On Feb. 18, 2004, a week after his 15th birthday, Yousef Bashir was shot in the back by an Israeli soldier in the front yard of Bashir’s home. The bullet splintered into three fragments, severing nerves near the teenager’s spine.
Today, after months of rehabilitation in an Israeli hospital where he learned to walk again, Bashir describes the episode as “life-changing,” which makes sense, and “a blessing,” which to many is astonishing.
“I feel very thankful to this horrible experience because it spared me from a lot of hatred I would be growing up with toward the Israelis,” he says. “I was shot by one Israeli but saved by many Israeli people.”
Indeed, over the years, Bashir has imagined finding the soldier who shot him that afternoon.

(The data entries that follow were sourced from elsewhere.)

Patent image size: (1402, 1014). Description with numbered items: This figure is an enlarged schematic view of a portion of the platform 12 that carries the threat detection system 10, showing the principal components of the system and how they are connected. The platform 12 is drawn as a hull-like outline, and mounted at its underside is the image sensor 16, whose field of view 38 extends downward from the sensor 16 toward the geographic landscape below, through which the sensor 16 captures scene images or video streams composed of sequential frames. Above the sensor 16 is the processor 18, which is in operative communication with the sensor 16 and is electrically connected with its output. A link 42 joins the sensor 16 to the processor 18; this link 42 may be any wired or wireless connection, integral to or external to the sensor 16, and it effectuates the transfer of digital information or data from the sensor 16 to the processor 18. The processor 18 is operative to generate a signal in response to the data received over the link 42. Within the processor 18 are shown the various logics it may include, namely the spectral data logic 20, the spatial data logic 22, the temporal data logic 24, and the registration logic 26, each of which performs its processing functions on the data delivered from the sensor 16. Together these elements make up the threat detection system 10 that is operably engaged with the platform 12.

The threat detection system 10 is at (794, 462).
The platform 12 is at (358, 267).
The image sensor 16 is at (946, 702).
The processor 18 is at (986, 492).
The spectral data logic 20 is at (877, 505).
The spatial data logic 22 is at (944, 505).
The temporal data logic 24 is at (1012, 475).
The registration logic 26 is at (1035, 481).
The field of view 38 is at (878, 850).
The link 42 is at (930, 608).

“I forgive the soldier,” he said. “It would be a great privilege for me to meet with the solider. . . . What he did changed my life a great deal, I would say positively more than negatively. But I think it would be life-changing for him if he gets to see me.”
During his recovery, Bashir found his way to the United States with the Seeds of Peace program that links Palestinian, Israeli and American teenagers; attended boarding school in Utah; then college at Northeastern University in Boston, MA.
Now 25, he is studying for his master’s degree in peace, conflict and coexistence at Brandeis University just outside Boston, where students and faculty come from 60 countries on six continents. It is also the only nonsectarian Jewish-sponsored college or university in the United States.
As The Washington Post columnist Ruth Marcus wrote, “I am too realistic — too cynical, perhaps — to think that Yousef’s experience is scalable; anger tends to trump forgiveness. But as rockets fly and parents mourn, as decades of enmity flare anew, his example offers a lesson, both humbling and inspirational, in the all-too-scarce art of reconciliation.”